In this study, the researchers fed wood and the antibiotic rifampin to an experimental group of termite queens and kings, while feeding wood and water to a control group. The antibiotic treatment permanently reduced the diversity of the gut microbiota. Although antibiotic-fed queens and kings suffer higher mortality than their control counterparts, the authors do not believe the mortality was due to malnutrition or starvation. Surviving antibiotic-fed queens and kings had reduced rates of oviposition, which resulted in delayed colony growth, and reduced colony fitness. "These results point to the potential for using antibiotics to control termites and/or other insect pests, while reducing the need to attack them with toxic pesticides," says Rosengaus.
In the paper, the researchers speculate that rifampin reduces fertility and longevity by disrupting mutualistic bacterial partnerships within the hosts. "Given the long coevolutionary history between the gut symbionts and termites, it is likely that these social insects accrue additional benefits from their microbiota that are unrelated to cellulolytic activity," they write, noting that in other insects, gut symbionts are known to help in "…detoxification, mediation of disease resistance and immune function, production of volatile compounds that are coopted to function as aggregation or kin recognition pheromones and defensive secretions, and performance of atmospheric nitrogen fixation."

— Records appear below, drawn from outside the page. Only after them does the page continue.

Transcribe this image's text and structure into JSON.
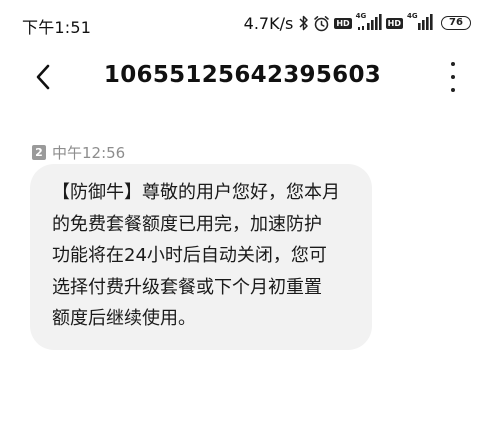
{
  "status_bar": {
    "time": "下午1:51",
    "net_speed": "4.7K/s",
    "network_label_1": "4G",
    "network_label_2": "4G",
    "hd_label": "HD",
    "battery": "76"
  },
  "header": {
    "title": "10655125642395603"
  },
  "message": {
    "sim_slot": "2",
    "time": "中午12:56",
    "lines": [
      "【防御牛】尊敬的用户您好，您本月",
      "的免费套餐额度已用完，加速防护",
      "功能将在24小时后自动关闭，您可",
      "选择付费升级套餐或下个月初重置",
      "额度后继续使用。"
    ]
  },
  "colors": {
    "bubble_bg": "#f2f2f2",
    "meta_text": "#8d8d8d",
    "sim_badge": "#9a9a9a"
  }
}
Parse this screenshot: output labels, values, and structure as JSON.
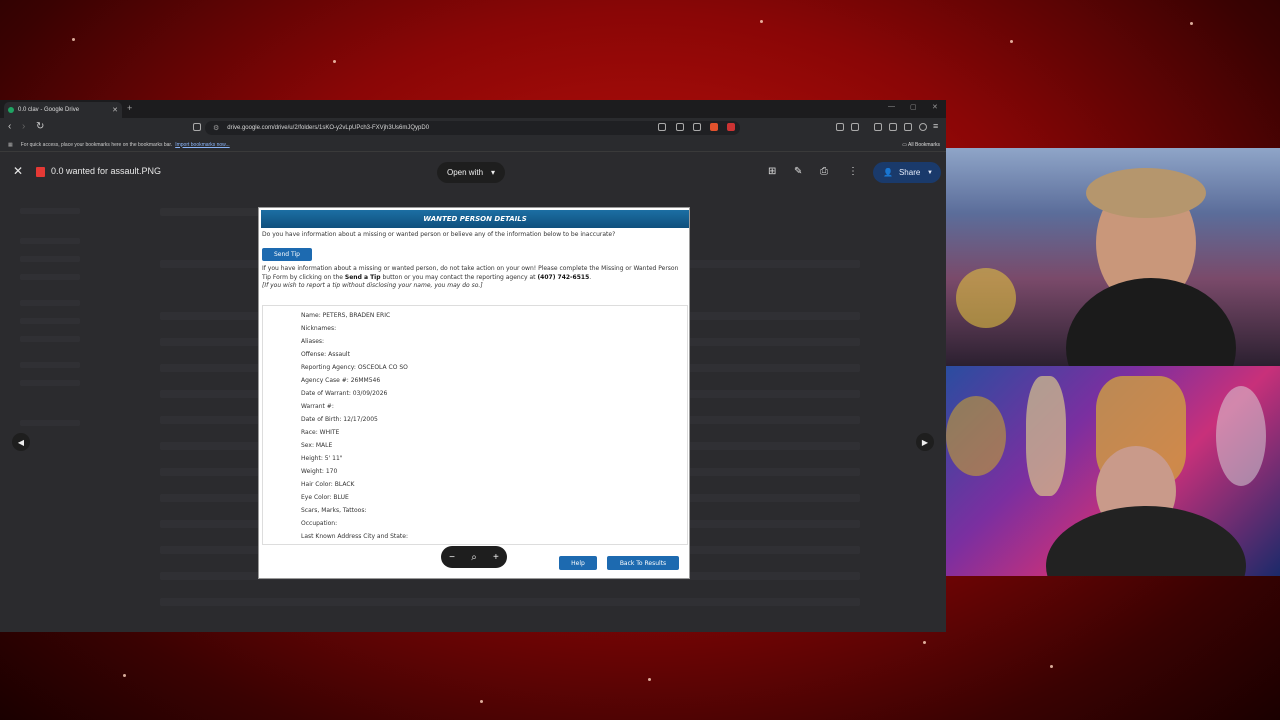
{
  "browser": {
    "tab_title": "0.0 clav - Google Drive",
    "url": "drive.google.com/drive/u/2/folders/1sKO-y2vLpUPch3-FXVjh3Us6mJQypD0",
    "bookmarks_hint": "For quick access, place your bookmarks here on the bookmarks bar.",
    "import_link": "Import bookmarks now...",
    "all_bookmarks": "All Bookmarks"
  },
  "viewer": {
    "file_name": "0.0 wanted for assault.PNG",
    "open_with_label": "Open with",
    "share_label": "Share"
  },
  "record": {
    "header": "WANTED PERSON DETAILS",
    "question": "Do you have information about a missing or wanted person or believe any of the information below to be inaccurate?",
    "send_tip_label": "Send Tip",
    "tip_text_1": "If you have information about a missing or wanted person, do not take action on your own! Please complete the Missing or Wanted Person Tip Form by clicking on the",
    "tip_text_bold_1": "Send a Tip",
    "tip_text_2": "button or you may contact the reporting agency at",
    "tip_phone": "(407) 742-6515",
    "tip_text_3": ".",
    "tip_anon": "[If you wish to report a tip without disclosing your name, you may do so.]",
    "fields": [
      "Name: PETERS, BRADEN ERIC",
      "Nicknames:",
      "Aliases:",
      "Offense: Assault",
      "Reporting Agency: OSCEOLA CO SO",
      "Agency Case #: 26MM546",
      "Date of Warrant: 03/09/2026",
      "Warrant #:",
      "Date of Birth: 12/17/2005",
      "Race: WHITE",
      "Sex: MALE",
      "Height: 5' 11\"",
      "Weight: 170",
      "Hair Color: BLACK",
      "Eye Color: BLUE",
      "Scars, Marks, Tattoos:",
      "Occupation:",
      "Last Known Address City and State:"
    ],
    "help_label": "Help",
    "back_label": "Back To Results"
  },
  "colors": {
    "background": "#8a0606",
    "modal_header": "#1c6fa3",
    "button_blue": "#1d6ab0",
    "share_bg": "#1a3a6b"
  },
  "icons": [
    "back-icon",
    "forward-icon",
    "reload-icon",
    "close-icon",
    "add-folder-icon",
    "add-comment-icon",
    "print-icon",
    "more-icon",
    "share-people-icon",
    "zoom-out-icon",
    "zoom-icon",
    "zoom-in-icon",
    "prev-icon",
    "next-icon"
  ]
}
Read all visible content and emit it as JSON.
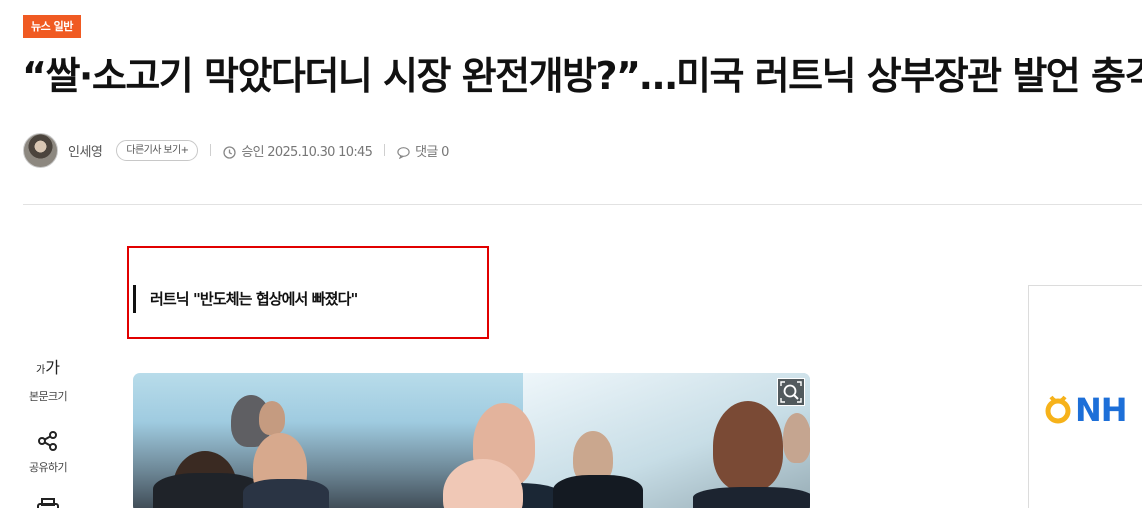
{
  "article": {
    "category": "뉴스 일반",
    "headline": "“쌀·소고기 막았다더니 시장 완전개방?”…미국 러트닉 상부장관 발언 충격",
    "author": "인세영",
    "more_articles_label": "다른기사 보기+",
    "published_label": "승인 2025.10.30 10:45",
    "comments_label": "댓글 0",
    "subheadline": "러트닉 \"반도체는 협상에서 빠졌다\""
  },
  "side_tools": {
    "font_size_glyph_small": "가",
    "font_size_glyph_large": "가",
    "font_size_label": "본문크기",
    "share_label": "공유하기"
  },
  "ad": {
    "logo_text": "NH"
  },
  "colors": {
    "category_bg": "#f05a22",
    "highlight_border": "#e10000",
    "ad_brand_blue": "#1d6fd8",
    "ad_brand_yellow": "#f6b21a"
  },
  "icons": [
    "clock-icon",
    "comment-icon",
    "share-icon",
    "print-icon",
    "zoom-icon"
  ]
}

Besides the possibility that the research will lead to methods for curbing termites and other social insect pests, it may illuminate the co-evolutionary history of an ancient relationship, says Rosengaus. "These host-microbial interactions likely influence the evolution of multiple life history traits of hosts, including their longevity, behavior, reproductive biology, immunity, and perhaps even the evolution and maintenance of their sociality," she says.
The work might even have relevance to human physiology, says Rosengaus. Hundreds of species of microbe inhabit the human gut, and researchers are beginning to show how the compounds these microbes produce influence our physiology. "Understanding the possible impacts that these microbes have on the physiology of insects—a more tractable animal model—we can make inferences about the multiple roles that human gut microbes have on our physiology," says Rosengaus.
(R.B. Rosengaus, C.N. Zecher, K.F. Schultheis, R.M. Brucker, and S.R. Bordenstein, 2011. Disruption of the termite gut microbiota and its prolongued consequences for fitness. Appl. Environ. Micriobiol. 77:4303-4312.)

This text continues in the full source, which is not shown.